By Mike Colpitts
Mortgage rates dropped to their second lowest rate on record as worries over European debt concerns sent Treasury bonds lower this week. The rate on the average 30-year fixed rate mortgage hit 4.00% with 0.7 point, according to Freddie Mac.
It was the lowest rate on the 30-year fixed mortgage since reaching a record all-time low of 3.94% the first week of October. The drop in rates, which are set individually by banks and other mortgage lenders, should get more home buyers and homeowners to make mortgage purchases just before the winter season sets in to chill the housing market, which is typical for any year.
The 15-year fixed rate loan also fell to an average of 3.38%, a seven basis point drop from last week. A year ago the same mortgage was 3.63%.

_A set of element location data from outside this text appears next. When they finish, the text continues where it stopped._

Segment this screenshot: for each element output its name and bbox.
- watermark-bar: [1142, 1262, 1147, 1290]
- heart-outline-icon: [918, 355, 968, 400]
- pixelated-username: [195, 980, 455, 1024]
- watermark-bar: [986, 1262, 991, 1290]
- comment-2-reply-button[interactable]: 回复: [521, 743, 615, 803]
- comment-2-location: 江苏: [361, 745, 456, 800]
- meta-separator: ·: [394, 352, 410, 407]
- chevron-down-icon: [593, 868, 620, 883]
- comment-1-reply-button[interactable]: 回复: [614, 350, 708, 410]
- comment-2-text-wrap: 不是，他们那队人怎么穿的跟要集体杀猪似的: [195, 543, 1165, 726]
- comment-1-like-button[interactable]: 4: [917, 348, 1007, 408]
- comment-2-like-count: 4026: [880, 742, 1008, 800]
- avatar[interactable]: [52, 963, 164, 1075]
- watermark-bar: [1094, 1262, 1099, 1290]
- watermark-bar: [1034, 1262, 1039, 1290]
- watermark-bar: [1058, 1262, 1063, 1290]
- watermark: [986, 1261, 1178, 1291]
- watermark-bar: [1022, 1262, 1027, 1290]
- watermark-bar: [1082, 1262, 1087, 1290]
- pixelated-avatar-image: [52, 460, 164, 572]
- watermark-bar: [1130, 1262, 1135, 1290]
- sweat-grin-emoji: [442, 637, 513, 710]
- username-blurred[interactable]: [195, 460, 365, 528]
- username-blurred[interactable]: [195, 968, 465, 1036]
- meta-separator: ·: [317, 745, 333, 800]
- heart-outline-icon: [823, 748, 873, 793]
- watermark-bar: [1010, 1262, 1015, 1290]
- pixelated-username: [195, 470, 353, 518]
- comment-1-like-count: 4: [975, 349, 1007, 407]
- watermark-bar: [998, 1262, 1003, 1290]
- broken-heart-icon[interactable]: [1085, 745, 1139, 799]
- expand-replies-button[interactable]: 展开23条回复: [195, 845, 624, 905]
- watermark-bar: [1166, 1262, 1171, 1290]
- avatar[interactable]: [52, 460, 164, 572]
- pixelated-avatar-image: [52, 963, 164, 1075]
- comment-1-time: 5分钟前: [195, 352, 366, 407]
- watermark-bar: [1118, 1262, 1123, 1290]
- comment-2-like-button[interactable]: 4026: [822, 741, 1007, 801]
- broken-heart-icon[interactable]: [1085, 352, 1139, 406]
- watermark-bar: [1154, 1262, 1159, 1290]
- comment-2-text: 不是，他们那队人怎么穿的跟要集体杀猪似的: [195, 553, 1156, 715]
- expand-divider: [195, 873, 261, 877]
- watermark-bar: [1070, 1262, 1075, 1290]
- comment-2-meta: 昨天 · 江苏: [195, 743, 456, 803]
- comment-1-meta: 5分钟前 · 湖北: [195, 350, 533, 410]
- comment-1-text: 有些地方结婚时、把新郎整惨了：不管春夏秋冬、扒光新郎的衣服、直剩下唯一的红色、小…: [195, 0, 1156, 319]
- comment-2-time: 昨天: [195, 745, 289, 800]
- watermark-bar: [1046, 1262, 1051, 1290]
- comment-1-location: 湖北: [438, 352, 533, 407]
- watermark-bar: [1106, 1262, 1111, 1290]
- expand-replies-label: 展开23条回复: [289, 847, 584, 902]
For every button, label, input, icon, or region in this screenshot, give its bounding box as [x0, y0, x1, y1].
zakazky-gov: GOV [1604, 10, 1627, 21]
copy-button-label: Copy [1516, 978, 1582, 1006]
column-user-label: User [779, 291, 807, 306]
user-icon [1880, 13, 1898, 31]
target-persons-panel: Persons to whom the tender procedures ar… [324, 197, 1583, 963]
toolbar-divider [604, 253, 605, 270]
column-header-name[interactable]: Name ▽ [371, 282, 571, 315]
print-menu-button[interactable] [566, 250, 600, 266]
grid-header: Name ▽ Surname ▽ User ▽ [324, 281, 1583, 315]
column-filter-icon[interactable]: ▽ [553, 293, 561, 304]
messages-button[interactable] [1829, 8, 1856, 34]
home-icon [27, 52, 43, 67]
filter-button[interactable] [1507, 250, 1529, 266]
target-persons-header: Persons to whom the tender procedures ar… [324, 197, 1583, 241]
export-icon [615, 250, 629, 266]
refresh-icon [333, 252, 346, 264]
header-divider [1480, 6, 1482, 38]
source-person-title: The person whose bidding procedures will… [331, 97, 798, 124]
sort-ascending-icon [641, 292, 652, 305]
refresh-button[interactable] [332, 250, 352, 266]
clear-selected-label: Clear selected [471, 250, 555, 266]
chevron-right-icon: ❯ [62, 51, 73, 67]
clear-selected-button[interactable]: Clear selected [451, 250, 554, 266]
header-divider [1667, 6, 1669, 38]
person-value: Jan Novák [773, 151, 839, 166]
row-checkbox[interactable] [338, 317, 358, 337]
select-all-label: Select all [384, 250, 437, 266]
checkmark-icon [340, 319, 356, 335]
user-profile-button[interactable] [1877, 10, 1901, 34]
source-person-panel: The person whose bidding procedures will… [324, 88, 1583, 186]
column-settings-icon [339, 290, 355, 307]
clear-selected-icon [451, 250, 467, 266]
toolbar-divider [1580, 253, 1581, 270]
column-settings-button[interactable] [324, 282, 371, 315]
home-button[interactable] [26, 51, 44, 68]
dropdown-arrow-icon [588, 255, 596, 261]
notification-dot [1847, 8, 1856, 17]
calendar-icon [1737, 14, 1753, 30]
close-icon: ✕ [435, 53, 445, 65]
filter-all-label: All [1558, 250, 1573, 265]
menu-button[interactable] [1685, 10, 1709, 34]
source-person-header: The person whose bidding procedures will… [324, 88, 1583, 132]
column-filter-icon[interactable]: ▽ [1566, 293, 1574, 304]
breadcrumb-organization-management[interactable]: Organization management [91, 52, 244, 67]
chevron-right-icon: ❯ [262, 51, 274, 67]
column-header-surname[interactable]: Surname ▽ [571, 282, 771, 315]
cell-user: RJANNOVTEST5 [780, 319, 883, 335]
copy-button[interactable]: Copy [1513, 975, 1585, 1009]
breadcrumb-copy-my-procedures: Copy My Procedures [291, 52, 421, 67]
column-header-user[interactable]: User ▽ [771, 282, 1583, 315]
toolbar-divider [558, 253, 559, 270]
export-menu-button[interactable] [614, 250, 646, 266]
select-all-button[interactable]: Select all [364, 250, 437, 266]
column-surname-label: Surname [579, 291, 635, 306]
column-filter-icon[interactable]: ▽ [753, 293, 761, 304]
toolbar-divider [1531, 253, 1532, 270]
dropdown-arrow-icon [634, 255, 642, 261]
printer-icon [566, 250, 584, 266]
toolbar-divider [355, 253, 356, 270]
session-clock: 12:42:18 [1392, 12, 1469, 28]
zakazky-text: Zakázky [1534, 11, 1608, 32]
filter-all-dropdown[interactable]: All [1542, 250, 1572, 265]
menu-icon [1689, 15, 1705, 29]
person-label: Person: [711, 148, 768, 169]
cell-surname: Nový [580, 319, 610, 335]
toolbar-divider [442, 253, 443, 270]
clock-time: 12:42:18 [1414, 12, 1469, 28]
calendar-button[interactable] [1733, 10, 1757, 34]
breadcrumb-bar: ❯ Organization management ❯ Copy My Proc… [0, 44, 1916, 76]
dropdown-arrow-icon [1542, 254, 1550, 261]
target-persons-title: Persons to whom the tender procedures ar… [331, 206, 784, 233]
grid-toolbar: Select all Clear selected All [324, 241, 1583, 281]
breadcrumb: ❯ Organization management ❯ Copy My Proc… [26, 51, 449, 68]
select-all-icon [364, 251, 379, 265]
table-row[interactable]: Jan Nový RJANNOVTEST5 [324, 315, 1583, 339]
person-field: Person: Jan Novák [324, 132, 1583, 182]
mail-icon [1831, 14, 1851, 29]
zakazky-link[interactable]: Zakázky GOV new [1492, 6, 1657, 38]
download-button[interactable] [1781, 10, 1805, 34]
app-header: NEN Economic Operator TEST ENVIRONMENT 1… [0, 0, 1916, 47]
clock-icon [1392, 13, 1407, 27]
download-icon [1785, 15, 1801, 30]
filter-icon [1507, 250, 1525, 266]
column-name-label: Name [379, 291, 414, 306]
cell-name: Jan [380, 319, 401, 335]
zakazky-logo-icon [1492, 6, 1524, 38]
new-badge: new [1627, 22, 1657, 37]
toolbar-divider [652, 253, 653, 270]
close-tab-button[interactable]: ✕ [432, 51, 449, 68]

“Market concerns over the European debt market drew investors to U.S. Treasury securities lowering bond yields and mortgage rates,” said Freddie Mac chief economist Frank Nothaft.
The Bureau of Economic Analysis reported the economy grew 2.5% in the third quarter, demonstrating the strongest pace of the year led by a surge in consumer expenditures as consumer spending rose 0.6% during the month of September.
The 5-year adjustable rate mortgage averaged 2.96% for the week with an average of 0.6 point, down from last week’s 3.08% average. The 1-year Treasury indexed ARM also saw a drop, hitting 2.88%, a two basis point decline from the prior week.